CAPE TOWN: South Africa`s government Monday ordered the police and army to take "harsh" action to stamp out anti-foreigner threats after immigrants fearing violence sought refuge in several police stations.
Seven people were arrested for public violence in a Cape Town township after weekend looting, with heavy patrols deployed in areas including the wine farming towns of Franschhoek and Paarl.
"Opportunistic criminals must know that we will deal with them harshly, there is no way we will allow them to spread fear and crime, we are working very hard to find them and prosecute them," defence minister Lindiwe Sisulu said.
"Law enforcement officers must deal with them harshly," she added, saying those making threats "have no place in our society".

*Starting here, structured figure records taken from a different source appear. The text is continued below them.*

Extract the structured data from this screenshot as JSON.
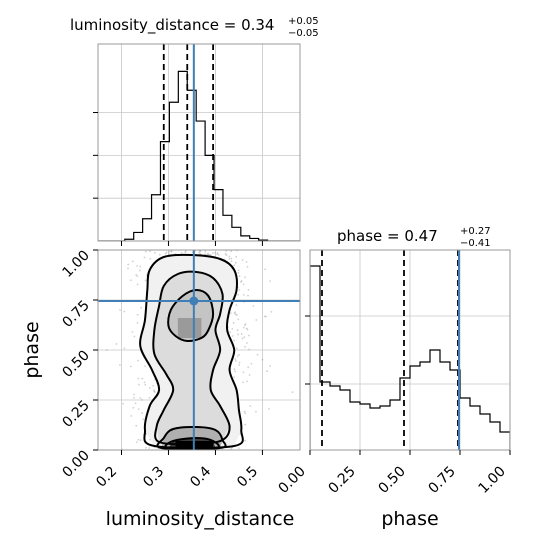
{
  "chart_data": [
    {
      "type": "histogram",
      "panel": "top-left",
      "title_param": "luminosity_distance",
      "title_value": "0.34",
      "title_plus": "+0.05",
      "title_minus": "−0.05",
      "xlim": [
        0.15,
        0.58
      ],
      "ylim": [
        0,
        230
      ],
      "x_ticks": [
        0.2,
        0.3,
        0.4,
        0.5
      ],
      "y_ticks": [
        50,
        100,
        150
      ],
      "grid": true,
      "bin_edges": [
        0.15,
        0.169,
        0.188,
        0.207,
        0.226,
        0.245,
        0.264,
        0.283,
        0.302,
        0.321,
        0.34,
        0.359,
        0.378,
        0.397,
        0.416,
        0.435,
        0.454,
        0.473,
        0.492,
        0.511,
        0.53,
        0.549,
        0.568,
        0.587
      ],
      "counts": [
        0,
        0,
        0,
        2,
        10,
        26,
        54,
        116,
        162,
        198,
        176,
        140,
        100,
        60,
        30,
        16,
        6,
        3,
        1,
        0,
        0,
        0,
        0
      ],
      "quantile_lines": [
        0.29,
        0.34,
        0.395
      ],
      "truth": 0.354
    },
    {
      "type": "contour-2d",
      "panel": "bottom-left",
      "xlabel": "luminosity_distance",
      "ylabel": "phase",
      "xlim": [
        0.15,
        0.58
      ],
      "ylim": [
        0.0,
        1.0
      ],
      "x_ticks": [
        0.2,
        0.3,
        0.4,
        0.5
      ],
      "x_tick_labels": [
        "0.2",
        "0.3",
        "0.4",
        "0.5"
      ],
      "y_ticks": [
        0.0,
        0.25,
        0.5,
        0.75,
        1.0
      ],
      "y_tick_labels": [
        "0.00",
        "0.25",
        "0.50",
        "0.75",
        "1.00"
      ],
      "grid": true,
      "truth": {
        "x": 0.354,
        "y": 0.745
      },
      "contours": [
        {
          "level": "outer",
          "points": [
            [
              0.27,
              0.02
            ],
            [
              0.25,
              0.1
            ],
            [
              0.26,
              0.22
            ],
            [
              0.28,
              0.3
            ],
            [
              0.265,
              0.4
            ],
            [
              0.24,
              0.52
            ],
            [
              0.25,
              0.65
            ],
            [
              0.255,
              0.8
            ],
            [
              0.26,
              0.9
            ],
            [
              0.29,
              0.965
            ],
            [
              0.35,
              0.975
            ],
            [
              0.41,
              0.955
            ],
            [
              0.44,
              0.9
            ],
            [
              0.445,
              0.8
            ],
            [
              0.43,
              0.7
            ],
            [
              0.425,
              0.6
            ],
            [
              0.44,
              0.5
            ],
            [
              0.43,
              0.4
            ],
            [
              0.445,
              0.3
            ],
            [
              0.45,
              0.2
            ],
            [
              0.455,
              0.1
            ],
            [
              0.44,
              0.02
            ]
          ]
        },
        {
          "level": "mid",
          "points": [
            [
              0.28,
              0.04
            ],
            [
              0.275,
              0.12
            ],
            [
              0.29,
              0.2
            ],
            [
              0.31,
              0.3
            ],
            [
              0.295,
              0.38
            ],
            [
              0.27,
              0.48
            ],
            [
              0.27,
              0.6
            ],
            [
              0.28,
              0.72
            ],
            [
              0.29,
              0.82
            ],
            [
              0.32,
              0.88
            ],
            [
              0.36,
              0.89
            ],
            [
              0.395,
              0.86
            ],
            [
              0.415,
              0.78
            ],
            [
              0.41,
              0.68
            ],
            [
              0.4,
              0.6
            ],
            [
              0.41,
              0.5
            ],
            [
              0.395,
              0.4
            ],
            [
              0.39,
              0.3
            ],
            [
              0.41,
              0.22
            ],
            [
              0.43,
              0.12
            ],
            [
              0.415,
              0.05
            ],
            [
              0.36,
              0.03
            ]
          ]
        },
        {
          "level": "inner",
          "points": [
            [
              0.3,
              0.62
            ],
            [
              0.305,
              0.7
            ],
            [
              0.33,
              0.77
            ],
            [
              0.36,
              0.8
            ],
            [
              0.385,
              0.77
            ],
            [
              0.395,
              0.68
            ],
            [
              0.385,
              0.6
            ],
            [
              0.37,
              0.56
            ],
            [
              0.34,
              0.545
            ],
            [
              0.315,
              0.57
            ]
          ]
        },
        {
          "level": "bottom-a",
          "points": [
            [
              0.285,
              0.01
            ],
            [
              0.29,
              0.06
            ],
            [
              0.31,
              0.105
            ],
            [
              0.36,
              0.115
            ],
            [
              0.4,
              0.1
            ],
            [
              0.415,
              0.05
            ],
            [
              0.41,
              0.01
            ]
          ]
        },
        {
          "level": "bottom-b",
          "points": [
            [
              0.3,
              0.01
            ],
            [
              0.31,
              0.045
            ],
            [
              0.36,
              0.06
            ],
            [
              0.395,
              0.045
            ],
            [
              0.4,
              0.01
            ]
          ]
        }
      ]
    },
    {
      "type": "histogram",
      "panel": "bottom-right",
      "title_param": "phase",
      "title_value": "0.47",
      "title_plus": "+0.27",
      "title_minus": "−0.41",
      "xlabel": "phase",
      "xlim": [
        0.0,
        1.0
      ],
      "ylim": [
        0,
        1.0
      ],
      "x_ticks": [
        0.0,
        0.25,
        0.5,
        0.75,
        1.0
      ],
      "x_tick_labels": [
        "0.00",
        "0.25",
        "0.50",
        "0.75",
        "1.00"
      ],
      "y_ticks": [
        0.33,
        0.67
      ],
      "grid": true,
      "bin_edges": [
        0,
        0.05,
        0.1,
        0.15,
        0.2,
        0.25,
        0.3,
        0.35,
        0.4,
        0.45,
        0.5,
        0.55,
        0.6,
        0.65,
        0.7,
        0.75,
        0.8,
        0.85,
        0.9,
        0.95,
        1.0
      ],
      "counts": [
        0.92,
        0.34,
        0.32,
        0.3,
        0.24,
        0.23,
        0.21,
        0.22,
        0.25,
        0.36,
        0.42,
        0.44,
        0.5,
        0.44,
        0.4,
        0.26,
        0.22,
        0.18,
        0.14,
        0.09
      ],
      "quantile_lines": [
        0.06,
        0.47,
        0.74
      ],
      "truth": 0.745
    }
  ]
}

Sisulu and police minister Nathi Mthethwa headed for Cape Town on Monday to be briefed by senior officials on the threats.
Fears of post-World Cup xenophobic violence dogged the final days of the tournament, raising memories of attacks left 62 people dead across South Africa in May 2008.
Community groups have warned that tensions have risen again.
The seven suspects aged between 19 and 30 were arrested in a Cape Town township and due to appear in court on Monday.
"They were arrested for public violence," said police spokesman Frederick van Wyk.
Calm had been restored to the areas where "normal police patrols" with metro police and the army were in place, he said.
More than 120 immigrants remained at five police stations early Monday after fleeing their homes at the weekend, which saw sporadic attacks on foreign-owned shops, said provincial disaster management spokeswoman Daniella Ebenezer.
"The ministers also instructed that the (army and police) must today jointly deploy to ensure that all citizens are safe and no one is threatened," said a joint statement from the ministries.